AU QUÉBEC
Le Journal de Montréal, samedi 3 mai 2014
ISABELLE MAHER
LA PRATIQUE SUSCITE UN ÉVIDENT MALAISE DANS LA COMMUNAUTÉ MUSULMANE MODÉRÉE DE MONTRÉAL
UNE VINGTAINE DE JEUNES FILLES FERONT LE SERMENT DE PORTER LE HIJAB LORS D'UNE CÉRÉMONIE ORGANISÉE CE SOIR PAR UN CENTRE COMMUNAUTAIRE CHIITE DE MONTRÉAL. CETTE PRATIQUE, QUI N'EST PAS UN RITUEL ISLAMIQUE, SUSCITE UN GRAND MALAISE AU SEIN DE LA COMMUNAUTÉ MUSULMANE MODÉRÉE.
"Je jure sur mon honneur que je ferai tous les efforts pour préserver mon hijab comme l'a ordonné Allah..."
C'est la promesse solennelle que des petites filles de 9 ou 10 ans feront, ce soir, au Centre communautaire musulman de Montréal. Vêtues de longues tuniques blanches, la main droite levée, les fillettes prononcent ces voeux chaque an-née lors d'une cérémonie qui a été filmée et diffusée sur YouTube.
Les responsables de l'événement n'ont pas rendu nos appels, mais nous avons croisé Ali, au Centre communautaire, qui défend ce rituel avec vigueur.
"Les petites filles veulent toutes faire comme leur maman.

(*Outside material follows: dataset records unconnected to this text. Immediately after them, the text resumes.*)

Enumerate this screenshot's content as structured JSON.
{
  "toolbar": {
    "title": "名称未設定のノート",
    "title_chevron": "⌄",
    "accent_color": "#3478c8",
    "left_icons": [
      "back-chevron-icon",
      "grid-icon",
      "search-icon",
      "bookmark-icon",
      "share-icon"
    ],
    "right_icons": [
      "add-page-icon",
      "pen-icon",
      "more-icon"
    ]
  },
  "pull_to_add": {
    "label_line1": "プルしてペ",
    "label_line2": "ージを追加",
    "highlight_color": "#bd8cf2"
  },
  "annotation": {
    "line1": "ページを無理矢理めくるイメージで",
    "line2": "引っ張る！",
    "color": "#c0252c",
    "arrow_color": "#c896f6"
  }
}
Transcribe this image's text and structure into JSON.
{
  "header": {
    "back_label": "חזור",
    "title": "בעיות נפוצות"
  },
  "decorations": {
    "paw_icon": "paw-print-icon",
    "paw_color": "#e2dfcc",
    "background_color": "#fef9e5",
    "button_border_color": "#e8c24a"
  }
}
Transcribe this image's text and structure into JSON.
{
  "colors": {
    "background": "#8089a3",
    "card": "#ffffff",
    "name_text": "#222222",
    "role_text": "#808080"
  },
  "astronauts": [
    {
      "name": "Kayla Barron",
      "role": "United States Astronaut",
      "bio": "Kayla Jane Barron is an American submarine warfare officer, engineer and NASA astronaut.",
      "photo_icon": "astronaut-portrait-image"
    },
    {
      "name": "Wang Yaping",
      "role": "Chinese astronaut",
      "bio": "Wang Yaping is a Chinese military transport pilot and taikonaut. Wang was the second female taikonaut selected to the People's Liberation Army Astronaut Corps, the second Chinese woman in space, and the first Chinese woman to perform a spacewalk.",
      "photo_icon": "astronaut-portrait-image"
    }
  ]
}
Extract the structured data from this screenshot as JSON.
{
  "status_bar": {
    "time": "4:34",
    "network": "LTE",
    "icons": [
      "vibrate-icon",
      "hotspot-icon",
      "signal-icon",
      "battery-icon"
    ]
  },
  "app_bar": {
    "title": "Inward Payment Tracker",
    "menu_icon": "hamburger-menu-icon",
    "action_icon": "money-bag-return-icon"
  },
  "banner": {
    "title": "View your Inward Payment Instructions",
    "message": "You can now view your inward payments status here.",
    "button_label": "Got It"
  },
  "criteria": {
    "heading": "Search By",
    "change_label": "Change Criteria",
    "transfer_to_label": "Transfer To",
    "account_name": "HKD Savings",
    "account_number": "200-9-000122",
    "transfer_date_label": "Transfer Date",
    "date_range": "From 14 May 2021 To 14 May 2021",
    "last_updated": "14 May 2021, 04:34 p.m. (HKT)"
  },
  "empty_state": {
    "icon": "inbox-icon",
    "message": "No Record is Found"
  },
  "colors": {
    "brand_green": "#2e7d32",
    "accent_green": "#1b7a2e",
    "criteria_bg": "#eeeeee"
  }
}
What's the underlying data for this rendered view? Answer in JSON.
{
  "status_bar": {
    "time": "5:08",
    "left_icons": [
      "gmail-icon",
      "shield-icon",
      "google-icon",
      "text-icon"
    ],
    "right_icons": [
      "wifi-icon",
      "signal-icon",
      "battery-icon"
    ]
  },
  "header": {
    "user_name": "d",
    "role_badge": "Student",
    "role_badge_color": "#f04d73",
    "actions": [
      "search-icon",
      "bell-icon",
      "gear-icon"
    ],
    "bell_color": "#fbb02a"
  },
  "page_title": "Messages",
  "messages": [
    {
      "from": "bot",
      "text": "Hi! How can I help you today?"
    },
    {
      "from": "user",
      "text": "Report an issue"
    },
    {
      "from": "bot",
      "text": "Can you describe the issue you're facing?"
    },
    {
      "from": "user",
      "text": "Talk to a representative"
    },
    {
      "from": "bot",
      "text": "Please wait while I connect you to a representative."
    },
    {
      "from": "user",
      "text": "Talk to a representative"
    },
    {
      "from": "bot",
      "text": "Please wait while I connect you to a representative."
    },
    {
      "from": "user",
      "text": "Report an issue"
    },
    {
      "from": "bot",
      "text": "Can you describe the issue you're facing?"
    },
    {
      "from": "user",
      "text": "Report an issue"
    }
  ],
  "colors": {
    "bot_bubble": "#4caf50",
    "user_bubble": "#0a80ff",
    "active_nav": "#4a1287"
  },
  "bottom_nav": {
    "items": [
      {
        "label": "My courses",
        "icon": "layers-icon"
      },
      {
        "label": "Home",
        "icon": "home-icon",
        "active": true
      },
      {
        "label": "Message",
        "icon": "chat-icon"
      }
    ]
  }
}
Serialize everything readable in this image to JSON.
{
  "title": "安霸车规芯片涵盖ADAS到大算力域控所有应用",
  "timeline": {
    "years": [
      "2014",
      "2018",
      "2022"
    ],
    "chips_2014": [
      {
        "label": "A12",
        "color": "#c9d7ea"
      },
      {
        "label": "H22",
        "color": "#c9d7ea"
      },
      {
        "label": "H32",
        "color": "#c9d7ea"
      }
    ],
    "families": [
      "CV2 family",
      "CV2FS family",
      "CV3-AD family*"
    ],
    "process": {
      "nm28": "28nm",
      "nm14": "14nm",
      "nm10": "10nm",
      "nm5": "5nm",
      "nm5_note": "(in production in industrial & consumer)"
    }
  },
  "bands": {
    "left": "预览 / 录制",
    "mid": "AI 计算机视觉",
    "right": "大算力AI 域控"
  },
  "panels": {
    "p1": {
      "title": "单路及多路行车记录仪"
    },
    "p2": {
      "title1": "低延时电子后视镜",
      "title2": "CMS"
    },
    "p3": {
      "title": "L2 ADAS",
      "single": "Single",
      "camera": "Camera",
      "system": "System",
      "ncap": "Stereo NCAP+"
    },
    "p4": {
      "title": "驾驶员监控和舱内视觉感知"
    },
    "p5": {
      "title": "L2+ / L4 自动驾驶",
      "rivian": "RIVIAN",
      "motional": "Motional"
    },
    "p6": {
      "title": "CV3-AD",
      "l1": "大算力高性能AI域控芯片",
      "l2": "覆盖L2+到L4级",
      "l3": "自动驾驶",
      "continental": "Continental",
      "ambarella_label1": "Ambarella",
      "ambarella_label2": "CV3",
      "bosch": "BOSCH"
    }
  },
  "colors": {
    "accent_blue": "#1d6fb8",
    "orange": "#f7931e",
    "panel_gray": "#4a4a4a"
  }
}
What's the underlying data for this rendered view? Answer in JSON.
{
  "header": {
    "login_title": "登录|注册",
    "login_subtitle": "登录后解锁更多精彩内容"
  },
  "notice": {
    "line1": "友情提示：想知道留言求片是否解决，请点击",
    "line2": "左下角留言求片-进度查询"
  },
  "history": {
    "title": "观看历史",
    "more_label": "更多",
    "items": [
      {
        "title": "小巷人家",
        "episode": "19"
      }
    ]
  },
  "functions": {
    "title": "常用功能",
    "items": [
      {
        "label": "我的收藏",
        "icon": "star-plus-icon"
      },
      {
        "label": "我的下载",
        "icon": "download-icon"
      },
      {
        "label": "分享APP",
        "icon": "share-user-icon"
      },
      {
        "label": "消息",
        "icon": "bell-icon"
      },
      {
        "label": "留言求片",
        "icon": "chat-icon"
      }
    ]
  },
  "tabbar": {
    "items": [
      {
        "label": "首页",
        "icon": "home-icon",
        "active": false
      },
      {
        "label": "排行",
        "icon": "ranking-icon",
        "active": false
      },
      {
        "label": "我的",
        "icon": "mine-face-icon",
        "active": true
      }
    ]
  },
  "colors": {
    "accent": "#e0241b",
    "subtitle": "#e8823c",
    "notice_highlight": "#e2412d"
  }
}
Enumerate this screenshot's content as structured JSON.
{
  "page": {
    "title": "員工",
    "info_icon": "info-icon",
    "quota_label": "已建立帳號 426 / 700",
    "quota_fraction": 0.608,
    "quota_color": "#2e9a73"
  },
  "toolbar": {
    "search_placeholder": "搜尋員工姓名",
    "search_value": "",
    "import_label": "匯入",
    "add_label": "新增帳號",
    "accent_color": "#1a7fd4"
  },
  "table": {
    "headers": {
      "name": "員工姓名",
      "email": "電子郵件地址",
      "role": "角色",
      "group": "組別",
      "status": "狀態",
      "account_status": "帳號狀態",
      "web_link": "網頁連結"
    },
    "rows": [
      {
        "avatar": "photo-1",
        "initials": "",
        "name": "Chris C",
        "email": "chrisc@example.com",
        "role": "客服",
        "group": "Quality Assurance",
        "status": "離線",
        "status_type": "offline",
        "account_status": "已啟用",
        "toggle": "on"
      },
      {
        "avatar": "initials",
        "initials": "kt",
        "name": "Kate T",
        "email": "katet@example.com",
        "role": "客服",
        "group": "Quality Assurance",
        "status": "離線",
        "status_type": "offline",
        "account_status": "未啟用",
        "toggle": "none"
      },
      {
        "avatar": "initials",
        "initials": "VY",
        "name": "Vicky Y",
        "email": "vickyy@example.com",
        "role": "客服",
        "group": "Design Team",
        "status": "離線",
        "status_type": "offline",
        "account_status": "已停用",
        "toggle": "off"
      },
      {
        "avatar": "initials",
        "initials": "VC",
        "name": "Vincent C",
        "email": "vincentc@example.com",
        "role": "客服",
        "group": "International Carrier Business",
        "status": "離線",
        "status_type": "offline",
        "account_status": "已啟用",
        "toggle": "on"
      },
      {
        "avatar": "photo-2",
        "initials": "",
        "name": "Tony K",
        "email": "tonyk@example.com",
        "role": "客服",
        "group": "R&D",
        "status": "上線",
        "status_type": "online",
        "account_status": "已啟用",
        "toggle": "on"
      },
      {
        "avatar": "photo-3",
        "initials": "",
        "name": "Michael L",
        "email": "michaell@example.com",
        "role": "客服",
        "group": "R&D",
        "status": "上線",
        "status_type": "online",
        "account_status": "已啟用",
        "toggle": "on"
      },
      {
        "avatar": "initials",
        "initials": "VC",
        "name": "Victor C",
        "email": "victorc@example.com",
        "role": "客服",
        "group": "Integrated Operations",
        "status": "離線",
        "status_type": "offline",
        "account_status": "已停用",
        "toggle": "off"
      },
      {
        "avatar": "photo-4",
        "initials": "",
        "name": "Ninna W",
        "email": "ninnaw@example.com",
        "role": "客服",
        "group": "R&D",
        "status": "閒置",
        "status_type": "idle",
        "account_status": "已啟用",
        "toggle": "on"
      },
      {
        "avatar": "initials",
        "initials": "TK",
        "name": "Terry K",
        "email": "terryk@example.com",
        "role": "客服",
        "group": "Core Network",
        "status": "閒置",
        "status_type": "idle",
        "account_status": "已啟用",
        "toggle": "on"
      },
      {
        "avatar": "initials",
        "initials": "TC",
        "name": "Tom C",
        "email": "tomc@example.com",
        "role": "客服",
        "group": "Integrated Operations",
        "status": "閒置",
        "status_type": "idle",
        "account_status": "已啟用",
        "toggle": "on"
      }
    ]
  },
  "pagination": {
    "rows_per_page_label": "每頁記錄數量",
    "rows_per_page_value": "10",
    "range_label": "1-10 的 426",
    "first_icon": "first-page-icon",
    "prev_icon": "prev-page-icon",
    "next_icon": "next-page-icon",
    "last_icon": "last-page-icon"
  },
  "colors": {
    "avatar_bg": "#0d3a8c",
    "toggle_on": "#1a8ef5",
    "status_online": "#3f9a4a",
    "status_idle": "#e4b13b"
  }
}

Si leur mère porte le voile, elles voudront faire comme elles, on ne les oblige pas, c'est comme ça", raconte Ali dont la fille de 11 ans souhaitait porter
le voile tout comme sa mère, raconte-t-il. Il y a deux ans, elle a participé à la cérémonie du voile, depuis elle le porte fièrement affirme son père.
"Les femmes portent le voile et des vêtements amples pour que les hommes ne les traitent pas comme des objets sexuels. On veut que les hommes s'intéressent à leur tête, car les femmes ne sont pas des produits de consommation", explique-t-il.
Cette cérémonie marque le moment où les fillettes porteront le voile pour la première fois et pour toujours, décrit Ali.
"On leur donne aussi de petits cadeaux comme un voile et un Coran", ajoute-t-il.
MALAISE DANS LA COMMUNAUTÉ
Cette cérémonie, appelée "Taklif" par le Centre communautaire chiite, suscite un évident malaise dans la communauté musulmane.
"Je suis bouleversé, je veux comprendre. Porter le voile est un choix. Je n'arrive pas à saisir pourquoi on demande ça à des enfants", confie le journaliste Lamine Foura, un Montréalais issu de la communauté musulmane modérée.
"Cette cérémonie n'a rien à voir avec l'islam. Les enfants n'ont pas l'obligation de prier ou d'observer le ramadan", ajoute-t-il.
Prudent et ne sachant pas dans quel cadre a été tournée la vidéo, le président de l'Association des Musulmans et des Arabes pour la laïcité confie avoir énormément de difficulté à prendre position.